The new regime seemed even better disposed to alchemy than the old. A smashing political triumph for the alchemists came in the immediate wake of William and Mary's accession, when the Act of Henry IV outlawing “multiplying,” or the transmutation of base metals into gold, was repealed. As early as 29 April 1689, only two weeks after the new monarchs had been crowned, Robert Boyle wrote to Christopher Kirkby, a merchant and alchemist living in Cornwall, opining “that the act of
Henry
the 4th has been, and, whilst it shall remain in force, will be, a great discouragement to the industry of skilful men, which is very happily improved in this inquisitive age. And therefore, that the repealing of a law, so darkly and ambiguously penned, will much conduct to the public good.”
14
Boyle went on to testify before Parliament that he had witnessed transmutation, which must have excited MPs who were increasingly worried by the lack of silver and gold coinage in a nation on the verge of a major war against France. For them, the removal of legal restrictions on alchemy amounted to sound monetary policy.
15
By August 1689, the Whig-dominated Parliament had passed a bill repealing the medieval statute, and King William III had signed it into law (1 W. & M. c. 30). The new Act recognized that “divers Persons have by their Study, Industry and Learning, arrived to great Skill and Perfection in the Art of Melting and Refining of Metals, and otherwise Improving their Ores … and Extracting Gold and Silver out of them,” which must constitute the most explicit legislative endorsement of alchemy ever given in England.
Spagyria
, however, would now benefit the state, not the individual adept. Any gold or silver made out of copper, tin, iron or lead was to be brought to the Mint in the Tower of London, assayed and used for “the Increase of Moneys.”
16

It is very likely that Isaac Newton, MP for Cambridge University, had a hand in the passage of the bill. Yet nothing is known about his involvement, because he continued in his guarded attitude towards alchemy after the Revolution. Following Boyle's death in 1691, Newton confided to John Locke, a trustee of Boyle's papers, that he had no wish to learn the alchemical secrets of his late friend. In an arrogant tone all too typical of the great scientist, Newton declared that he was not interested in Boyle's recipe for transmutation, based on the “red earth” or dry mercury that was linked to the essence of Adam (whose name, in Hebrew, means “red earth”). “I do not desire to know what he
has communicated,” he wrote to Locke, “but rather that you would keep the particulars from me … because I have no mind to be concerned w
th
this R
x
[recipe] any further then just to know the entrance [the first step].”
17
Newton had not renounced alchemy, of course, and for the first time his efforts enjoyed the assistance of another human being, the young Swiss mathematician Nicolas Fatio de Duillier. They remained secret.
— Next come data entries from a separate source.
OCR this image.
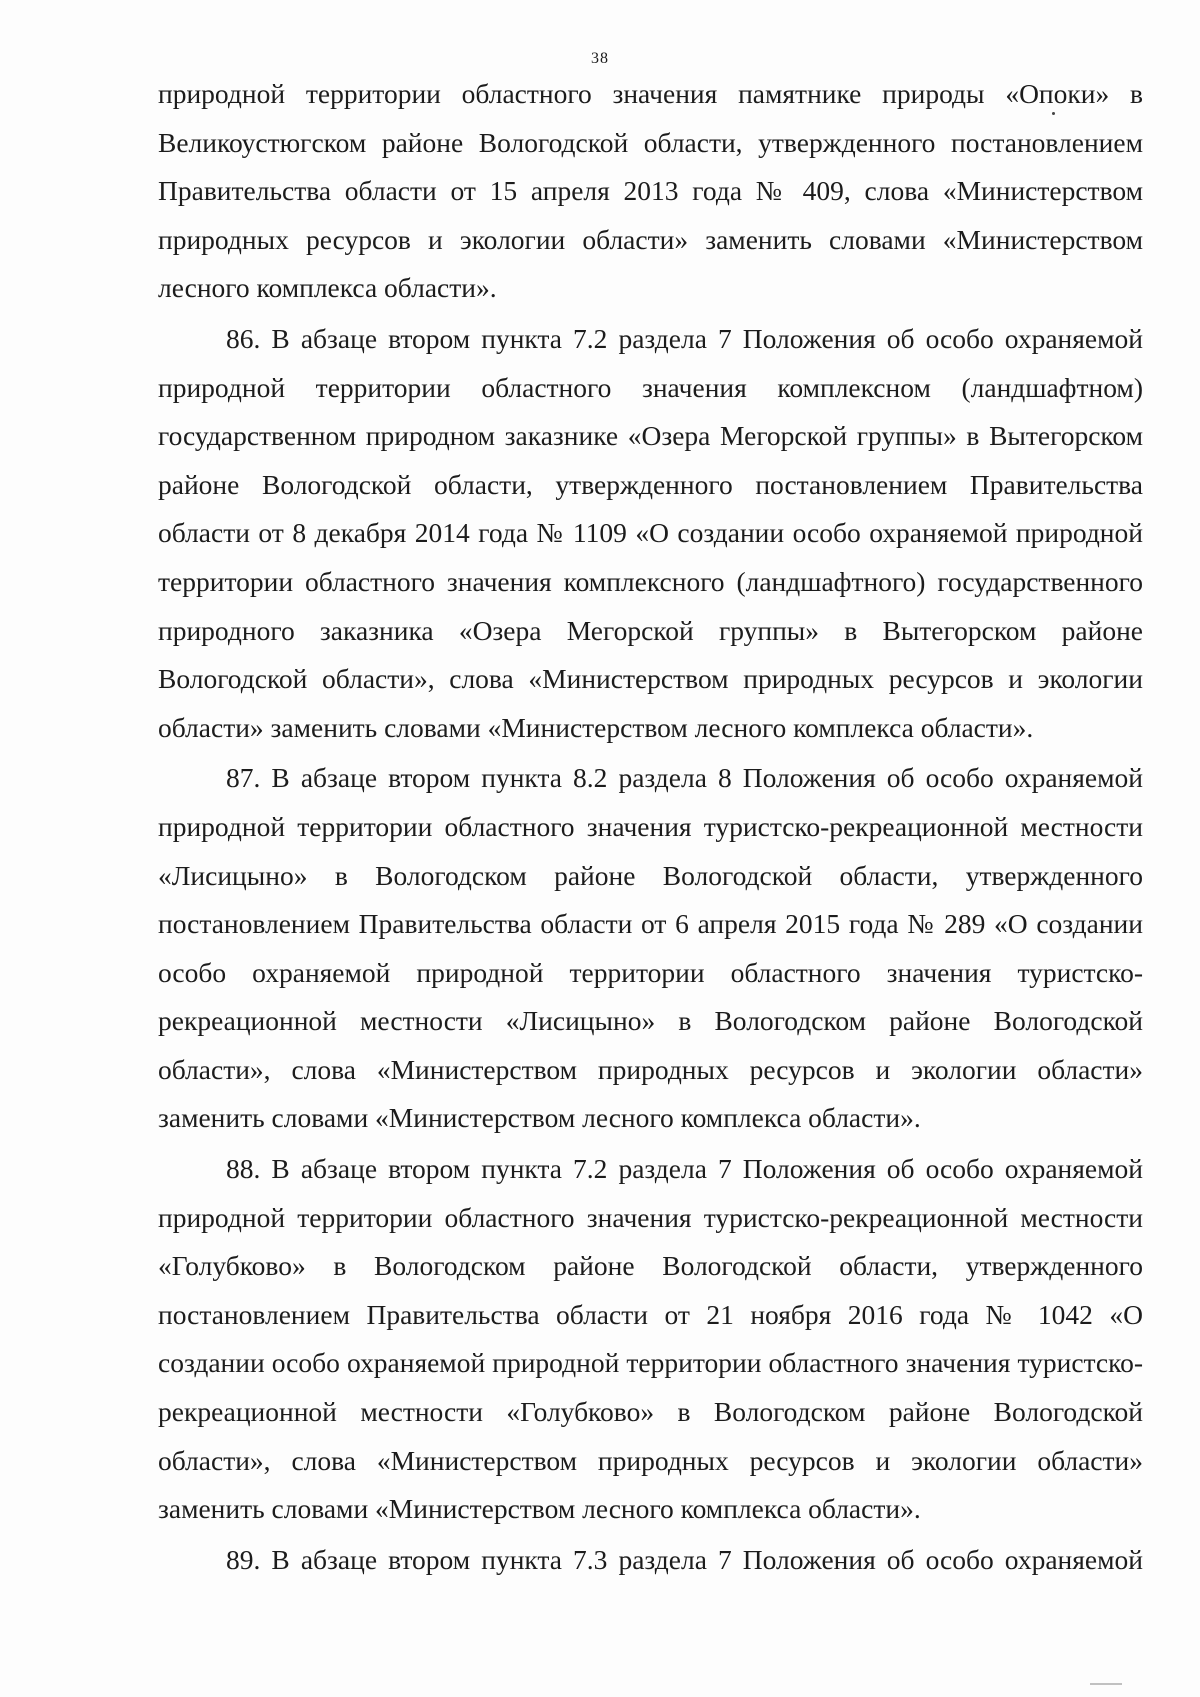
38

природной территории областного значения памятнике природы «Опоки» в Великоустюгском районе Вологодской области, утвержденного постановлением Правительства области от 15 апреля 2013 года № 409, слова «Министерством природных ресурсов и экологии области» заменить словами «Министерством лесного комплекса области».

86. В абзаце втором пункта 7.2 раздела 7 Положения об особо охраняемой природной территории областного значения комплексном (ландшафтном) государственном природном заказнике «Озера Мегорской группы» в Вытегорском районе Вологодской области, утвержденного постановлением Правительства области от 8 декабря 2014 года № 1109 «О создании особо охраняемой природной территории областного значения комплексного (ландшафтного) государственного природного заказника «Озера Мегорской группы» в Вытегорском районе Вологодской области», слова «Министерством природных ресурсов и экологии области» заменить словами «Министерством лесного комплекса области».

87. В абзаце втором пункта 8.2 раздела 8 Положения об особо охраняемой природной территории областного значения туристско-рекреационной местности «Лисицыно» в Вологодском районе Вологодской области, утвержденного постановлением Правительства области от 6 апреля 2015 года № 289 «О создании особо охраняемой природной территории областного значения туристско-рекреационной местности «Лисицыно» в Вологодском районе Вологодской области», слова «Министерством природных ресурсов и экологии области» заменить словами «Министерством лесного комплекса области».

88. В абзаце втором пункта 7.2 раздела 7 Положения об особо охраняемой природной территории областного значения туристско-рекреационной местности «Голубково» в Вологодском районе Вологодской области, утвержденного постановлением Правительства области от 21 ноября 2016 года № 1042 «О создании особо охраняемой природной территории областного значения туристско-рекреационной местности «Голубково» в Вологодском районе Вологодской области», слова «Министерством природных ресурсов и экологии области» заменить словами «Министерством лесного комплекса области».

89. В абзаце втором пункта 7.3 раздела 7 Положения об особо охраняемой
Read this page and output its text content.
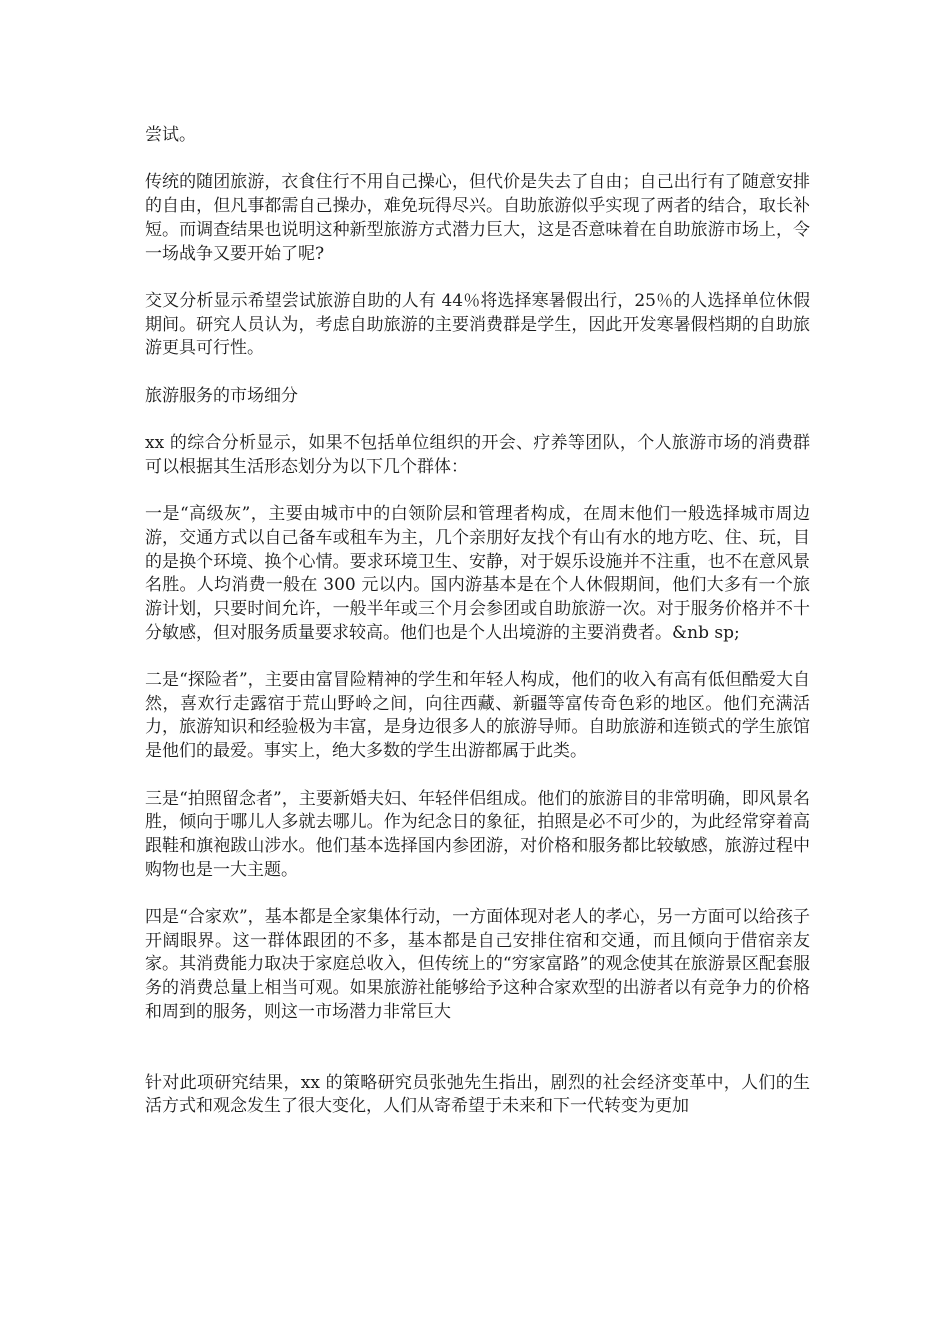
尝试。

传统的随团旅游，衣食住行不用自己操心，但代价是失去了自由；自己出行有了随意安排的自由，但凡事都需自己操办，难免玩得尽兴。自助旅游似乎实现了两者的结合，取长补短。而调查结果也说明这种新型旅游方式潜力巨大，这是否意味着在自助旅游市场上，令一场战争又要开始了呢?

交叉分析显示希望尝试旅游自助的人有 44％将选择寒暑假出行，25％的人选择单位休假期间。研究人员认为，考虑自助旅游的主要消费群是学生，因此开发寒暑假档期的自助旅游更具可行性。

旅游服务的市场细分

xx 的综合分析显示，如果不包括单位组织的开会、疗养等团队，个人旅游市场的消费群可以根据其生活形态划分为以下几个群体：

一是“高级灰”，主要由城市中的白领阶层和管理者构成，在周末他们一般选择城市周边游，交通方式以自己备车或租车为主，几个亲朋好友找个有山有水的地方吃、住、玩，目的是换个环境、换个心情。要求环境卫生、安静，对于娱乐设施并不注重，也不在意风景名胜。人均消费一般在 300 元以内。国内游基本是在个人休假期间，他们大多有一个旅游计划，只要时间允许，一般半年或三个月会参团或自助旅游一次。对于服务价格并不十分敏感，但对服务质量要求较高。他们也是个人出境游的主要消费者。&nb sp;

二是“探险者”，主要由富冒险精神的学生和年轻人构成，他们的收入有高有低但酷爱大自然，喜欢行走露宿于荒山野岭之间，向往西藏、新疆等富传奇色彩的地区。他们充满活力，旅游知识和经验极为丰富，是身边很多人的旅游导师。自助旅游和连锁式的学生旅馆是他们的最爱。事实上，绝大多数的学生出游都属于此类。

三是“拍照留念者”，主要新婚夫妇、年轻伴侣组成。他们的旅游目的非常明确，即风景名胜，倾向于哪儿人多就去哪儿。作为纪念日的象征，拍照是必不可少的，为此经常穿着高跟鞋和旗袍跋山涉水。他们基本选择国内参团游，对价格和服务都比较敏感，旅游过程中购物也是一大主题。

四是“合家欢”，基本都是全家集体行动，一方面体现对老人的孝心，另一方面可以给孩子开阔眼界。这一群体跟团的不多，基本都是自己安排住宿和交通，而且倾向于借宿亲友家。其消费能力取决于家庭总收入，但传统上的“穷家富路”的观念使其在旅游景区配套服务的消费总量上相当可观。如果旅游社能够给予这种合家欢型的出游者以有竞争力的价格和周到的服务，则这一市场潜力非常巨大

针对此项研究结果，xx 的策略研究员张弛先生指出，剧烈的社会经济变革中，人们的生活方式和观念发生了很大变化，人们从寄希望于未来和下一代转变为更加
Perhaps encouraged by the Parliamentary Act, Newton's alchemy reached a culmination in 1693, when he wrote in his personal papers a long comment entitled “Praxis” that recorded his discovery of a process by which “you may multiply to infinity.”
18
Shortly thereafter, he entered a period of depression and paranoia that some historians have linked to mercury poisoning, although he did not suffer the tremors or loss of teeth that usually accompany that condition. After his recovery, he was appointed as warden of the Mint by the Whig government, from which position he guided the major recoinage effort of 1696. He became master of the Mint in 1700.
19
So far as is known, he never tried to increase the production of English specie by “multiplication.”